The theme of the Ag Expo was using science and technology to ease world hunger. Thanks to advances in biotechnology, genetically modified seeds often require fewer pesticides and boost crop yields, thus reducing the acreage needed for farming. It allows farming in marginal soil, which would normally be unusable. Agricultural cross-breeding has been the norm for literally thousands of years. Today, 34 percent of U.S. corn is genetically modified, as are 78 percent of U.S. soybeans and most of the produce available at your local grocery store. Two decades worth of experience with gene-spliced crops has not shown any injury to any individual, nor any significant damage to eco-systems. The AgBio World Foundation has collected the signatures of 3,200 international scientists for its Declaration of Support of Agricultural Biotechnology, including twenty Nobel Laureates. "Golden Rice," bio-fortified with beta-carotene from daffodils has been given to Third World farmers. Thjs has the power to prevent anemia and the Vitamin A deficiency which blinds hundreds of thousands of Third World children. But the neo-Luddites of the environmentalist movement have made up their minds.
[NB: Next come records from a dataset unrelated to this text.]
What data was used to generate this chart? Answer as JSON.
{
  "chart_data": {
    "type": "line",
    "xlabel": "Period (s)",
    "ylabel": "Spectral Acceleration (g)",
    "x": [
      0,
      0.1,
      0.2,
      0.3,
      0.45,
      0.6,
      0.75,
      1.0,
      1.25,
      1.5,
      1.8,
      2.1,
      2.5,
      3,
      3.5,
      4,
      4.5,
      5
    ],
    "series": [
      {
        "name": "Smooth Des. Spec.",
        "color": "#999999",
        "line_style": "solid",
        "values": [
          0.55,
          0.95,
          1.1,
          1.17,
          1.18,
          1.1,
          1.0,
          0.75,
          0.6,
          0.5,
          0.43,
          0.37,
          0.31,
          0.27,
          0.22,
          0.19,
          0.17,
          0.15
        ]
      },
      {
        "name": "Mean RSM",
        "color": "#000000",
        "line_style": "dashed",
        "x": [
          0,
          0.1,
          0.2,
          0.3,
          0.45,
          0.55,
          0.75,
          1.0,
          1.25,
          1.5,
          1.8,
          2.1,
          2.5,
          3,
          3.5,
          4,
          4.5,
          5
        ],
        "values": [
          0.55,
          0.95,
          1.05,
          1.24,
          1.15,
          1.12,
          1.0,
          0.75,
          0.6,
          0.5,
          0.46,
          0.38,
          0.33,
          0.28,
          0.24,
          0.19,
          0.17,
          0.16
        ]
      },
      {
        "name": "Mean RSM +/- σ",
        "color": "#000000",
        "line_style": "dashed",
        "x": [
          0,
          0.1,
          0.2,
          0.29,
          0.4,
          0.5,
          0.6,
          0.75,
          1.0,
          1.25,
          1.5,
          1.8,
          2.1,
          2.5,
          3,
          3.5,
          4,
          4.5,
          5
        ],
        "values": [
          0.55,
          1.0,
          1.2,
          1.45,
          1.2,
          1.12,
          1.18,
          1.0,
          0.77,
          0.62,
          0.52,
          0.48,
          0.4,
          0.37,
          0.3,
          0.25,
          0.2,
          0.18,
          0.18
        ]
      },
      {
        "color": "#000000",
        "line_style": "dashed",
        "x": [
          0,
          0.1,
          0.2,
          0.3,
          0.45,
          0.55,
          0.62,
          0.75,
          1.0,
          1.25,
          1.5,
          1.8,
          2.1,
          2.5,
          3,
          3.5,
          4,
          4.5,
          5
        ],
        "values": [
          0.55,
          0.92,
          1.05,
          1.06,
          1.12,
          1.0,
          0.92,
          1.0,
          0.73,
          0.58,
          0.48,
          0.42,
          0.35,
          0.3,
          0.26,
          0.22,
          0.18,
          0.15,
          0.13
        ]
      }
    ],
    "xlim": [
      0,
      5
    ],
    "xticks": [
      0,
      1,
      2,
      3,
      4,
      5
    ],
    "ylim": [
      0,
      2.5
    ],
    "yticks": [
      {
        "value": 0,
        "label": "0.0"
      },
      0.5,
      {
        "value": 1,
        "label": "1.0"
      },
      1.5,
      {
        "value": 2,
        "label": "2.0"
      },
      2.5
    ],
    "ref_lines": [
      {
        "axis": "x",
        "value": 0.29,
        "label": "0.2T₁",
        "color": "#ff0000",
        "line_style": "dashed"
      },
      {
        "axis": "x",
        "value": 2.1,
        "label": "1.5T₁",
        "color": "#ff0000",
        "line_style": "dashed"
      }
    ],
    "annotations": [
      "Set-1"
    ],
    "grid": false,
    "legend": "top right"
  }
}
National Review's Deroy Murdock tells the story of Kenyan agronomist Dr. Florence Wambugu. She spent three years working with the Monsanto company developing a virus-resistant sweet potato that she said "holds the promise of feeding some of the 800 million chronically undernourished people in the world." Unimpressed, eco-terrorists with the Earth Liberation Front destroyed her lab and test crops. "If they don't want it, they don't have to have it," Wambugu said. "We're dying, so can we eat first?"

Environmentalists have raised enough doubts about GM foods to cause drought stricken Zambia to reject a shipment of gene-spliced corn from the U.S. last year. Chance Kabaghe, Deputy Minister of Agriculture for Zambia, told the Sacramento Bee his country had little choice, even though many teetered on the verge of starvation. America's corn crop carries implanted genes that produce natural Bacillus thuringiensis pesticide, safe for humans and friendly insects like ladybugs and lacewings, and requires virtually no costly spraying. Splicing corn with a borrowed natural soil bacterium defense has already by one estimate prevented insects from destroying up to 300 million bushels of corn. Similar GM crops could prevent famines in the Third World where insects typically devour a third of crops.

Although the activists openly hoped that the Ag Expo would turn into a repeat of the 1999 riots in Seattle, their protests ended not with a bang but a whimper. The Conference went off without a hitch and the leftists slithered back where they came from. It is estimated that the costs of providing security for the Conference and overtime for police officers will total nearly million, a staggering sum for departments which are already facing layoffs due to California's budget crisis. In the last days of the Roman Empire, the Caesars thought they could distract the masses with bread and circuses. Biotechnology is offering the Third World bread, and the Left is offering only circuses.